I step up out of the beach and into the folds of the fields running along tight brown paths scarcely room for one foot let alone two.

Rolling back down into the littoral domain my feet sink; the sand sucking the action from my foot and removing the spring.  
Sting taken from my stride I move with effort toward the rocks and then up, calf push, and over the dark hard; mussels crunching.  There is a man ahead, just by the tight gap in the rocks and I curve round him so he hears me coming, steps back, and lets me jump up and into the next bay, all change.

Boat moored, dragged like a carcass onto the track; past another person's domain. 

I stop, climbing onto the rocks and squat, sun warmed.  
Two sandpipers mechanical prodders crank along the beach, excising worms.  Unaware of my presence they stab closer to the rocks until I stand and send them panicking along the shore.

The warmth connects me to the land.  Space defined by sound and wind I hear the waves.  Shirt off I feel muscular, sinuous; organic movement contrasts with the immutability of the rocks as I retrace my steps, follow the path, leave it all behind.





Lighthouse
Jenny and I ran the other way the next day.  The path follows the curve and curl of the fields, and we found ourselves alternately climbing and dropping, and then sweeping round and over each hill.  Moby ran behind, ahead, and mostly in the way of us as he picked up smells and looped through bushes and routes that we couldn't fit through. Stiles and gates appeared to be placed in the most awkward places - at the top of a slippery path or pushed in the end of a bramble bush.  
Cows stood still in the calm of a windless day; lumbering out of our way as we approached. They have trampled parts of the path and must be cautious of the cliff with little protection from the drop.

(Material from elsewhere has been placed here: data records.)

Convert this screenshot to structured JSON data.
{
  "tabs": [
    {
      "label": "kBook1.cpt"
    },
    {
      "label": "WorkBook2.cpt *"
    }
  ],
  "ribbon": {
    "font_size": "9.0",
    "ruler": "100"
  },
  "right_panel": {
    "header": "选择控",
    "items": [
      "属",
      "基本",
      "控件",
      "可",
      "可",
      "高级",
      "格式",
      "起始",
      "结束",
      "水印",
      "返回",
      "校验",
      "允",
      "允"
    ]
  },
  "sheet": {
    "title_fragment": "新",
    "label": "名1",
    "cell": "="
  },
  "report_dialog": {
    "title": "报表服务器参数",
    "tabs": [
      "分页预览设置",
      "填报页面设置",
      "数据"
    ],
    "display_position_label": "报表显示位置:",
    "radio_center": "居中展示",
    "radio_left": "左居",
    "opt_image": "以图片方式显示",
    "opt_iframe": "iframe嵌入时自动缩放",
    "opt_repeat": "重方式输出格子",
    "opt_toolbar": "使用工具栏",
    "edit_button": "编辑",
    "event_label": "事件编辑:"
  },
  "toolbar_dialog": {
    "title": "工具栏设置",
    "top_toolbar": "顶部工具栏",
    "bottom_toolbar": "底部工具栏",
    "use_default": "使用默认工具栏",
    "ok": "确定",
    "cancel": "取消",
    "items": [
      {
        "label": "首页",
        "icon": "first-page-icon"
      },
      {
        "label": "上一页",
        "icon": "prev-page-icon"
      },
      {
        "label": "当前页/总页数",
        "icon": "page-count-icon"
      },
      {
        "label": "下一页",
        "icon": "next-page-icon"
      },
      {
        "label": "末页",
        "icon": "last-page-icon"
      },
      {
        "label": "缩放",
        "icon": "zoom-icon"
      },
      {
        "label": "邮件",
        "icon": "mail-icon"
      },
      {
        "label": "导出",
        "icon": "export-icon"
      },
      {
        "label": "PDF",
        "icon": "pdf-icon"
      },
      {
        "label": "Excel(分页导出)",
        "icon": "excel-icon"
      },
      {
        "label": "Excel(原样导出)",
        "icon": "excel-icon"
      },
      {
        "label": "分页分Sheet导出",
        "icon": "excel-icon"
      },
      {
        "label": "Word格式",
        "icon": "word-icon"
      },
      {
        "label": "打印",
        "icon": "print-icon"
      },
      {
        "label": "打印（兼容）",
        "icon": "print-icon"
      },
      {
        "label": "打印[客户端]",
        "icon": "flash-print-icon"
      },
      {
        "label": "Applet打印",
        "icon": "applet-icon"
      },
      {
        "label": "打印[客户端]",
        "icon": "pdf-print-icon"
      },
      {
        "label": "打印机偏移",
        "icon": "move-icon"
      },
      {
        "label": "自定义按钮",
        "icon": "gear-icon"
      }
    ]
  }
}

The sea sat limpid until we broached the estuary where it gave us a sharper view of sky, rocks and trees on the opposite side.  

Back to Portscatho, and back into the people sorting out breakfast or planning the day.  Some just sat, sucked out to sea by the vertiginous flatness.  We made an effort to catch two bikers yards from the house, and triumphantly burst in on the peace.